В апреле при пуске объекта «Д», который должен был стать третьим советским спутником, наша Р-7 снова решила показать свой норов — она отправила «за бугор» полезный груз со всеми его драгоценными научными приборами. Келдыш и все молодое космическое научное сообщество были в трауре. Но Королев не сдался.

На заводе шла сборка дублера спутника. СП собрал всех своих приближенных, объявил, что, несмотря на неудачу, каждому выплачивается крупная премия при условии, что все остаются на полигоне и готовят следующий носитель. Пуск необходимо провести в середине мая. Он с Келдышем улетает в Москву для форсирования подготовки нового третьего спутника. Нелегкое это было решение, но выхода не было.
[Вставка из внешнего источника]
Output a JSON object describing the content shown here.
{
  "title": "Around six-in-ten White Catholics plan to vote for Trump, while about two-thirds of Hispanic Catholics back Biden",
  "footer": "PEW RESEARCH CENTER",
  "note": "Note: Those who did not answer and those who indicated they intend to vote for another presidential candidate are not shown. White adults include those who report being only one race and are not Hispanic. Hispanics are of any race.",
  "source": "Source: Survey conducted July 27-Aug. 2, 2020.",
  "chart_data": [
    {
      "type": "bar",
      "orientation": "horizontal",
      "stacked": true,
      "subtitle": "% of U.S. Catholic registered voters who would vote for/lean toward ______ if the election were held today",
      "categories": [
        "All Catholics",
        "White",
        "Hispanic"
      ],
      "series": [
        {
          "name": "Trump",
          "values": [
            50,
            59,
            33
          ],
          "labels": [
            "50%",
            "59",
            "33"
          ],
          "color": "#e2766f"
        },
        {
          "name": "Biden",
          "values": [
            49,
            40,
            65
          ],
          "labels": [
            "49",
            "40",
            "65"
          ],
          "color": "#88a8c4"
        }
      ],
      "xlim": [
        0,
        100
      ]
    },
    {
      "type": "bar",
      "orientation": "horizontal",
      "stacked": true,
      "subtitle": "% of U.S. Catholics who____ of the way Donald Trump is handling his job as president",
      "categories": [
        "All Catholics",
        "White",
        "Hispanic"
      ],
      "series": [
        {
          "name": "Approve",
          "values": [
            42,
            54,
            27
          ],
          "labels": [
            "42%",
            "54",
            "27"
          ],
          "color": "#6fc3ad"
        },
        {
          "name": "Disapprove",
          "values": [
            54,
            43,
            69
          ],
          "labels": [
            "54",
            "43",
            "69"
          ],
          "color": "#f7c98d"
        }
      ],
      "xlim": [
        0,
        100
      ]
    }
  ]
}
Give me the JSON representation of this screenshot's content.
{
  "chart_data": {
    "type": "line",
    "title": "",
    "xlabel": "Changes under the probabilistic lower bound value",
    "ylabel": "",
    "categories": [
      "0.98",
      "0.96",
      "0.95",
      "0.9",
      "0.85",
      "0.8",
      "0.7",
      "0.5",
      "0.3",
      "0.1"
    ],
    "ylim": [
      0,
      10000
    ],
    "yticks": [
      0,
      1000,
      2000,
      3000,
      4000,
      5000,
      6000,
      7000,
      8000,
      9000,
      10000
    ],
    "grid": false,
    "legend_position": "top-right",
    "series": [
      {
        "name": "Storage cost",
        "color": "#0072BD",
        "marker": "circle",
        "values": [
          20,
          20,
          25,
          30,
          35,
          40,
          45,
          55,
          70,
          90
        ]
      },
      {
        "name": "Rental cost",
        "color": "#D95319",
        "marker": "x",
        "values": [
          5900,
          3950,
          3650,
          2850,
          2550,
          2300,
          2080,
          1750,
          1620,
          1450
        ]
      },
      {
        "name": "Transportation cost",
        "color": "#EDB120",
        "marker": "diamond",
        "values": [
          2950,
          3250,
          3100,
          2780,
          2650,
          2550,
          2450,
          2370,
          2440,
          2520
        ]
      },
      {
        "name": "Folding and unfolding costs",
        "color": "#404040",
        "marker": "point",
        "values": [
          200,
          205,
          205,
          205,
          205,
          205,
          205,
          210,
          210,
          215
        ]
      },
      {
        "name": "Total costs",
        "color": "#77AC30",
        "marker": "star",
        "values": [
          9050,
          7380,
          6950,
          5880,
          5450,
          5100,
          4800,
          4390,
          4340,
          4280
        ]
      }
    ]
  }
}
Обязательства по пуску «научной лаборатории в космосе» уже были даны Хрущеву.

На событиях, связанных с третьим спутником, стоит остановиться особо.

15 мая 1957 года мы, поздравляя друг друга с первым пуском, утешались тем, что так и должно быть — «первый блин всегда комом». 15 мая 1958 года было определенной компенсацией за этот «первый блин». На ракете Б1-1 был выведен на орбиту третий советский ИСЗ. Внушительная масса спутника 1327 кг, из которых 968 кг приходилось на научную и измерительную аппаратуру, снова вызвала восторженные отзывы в прессе.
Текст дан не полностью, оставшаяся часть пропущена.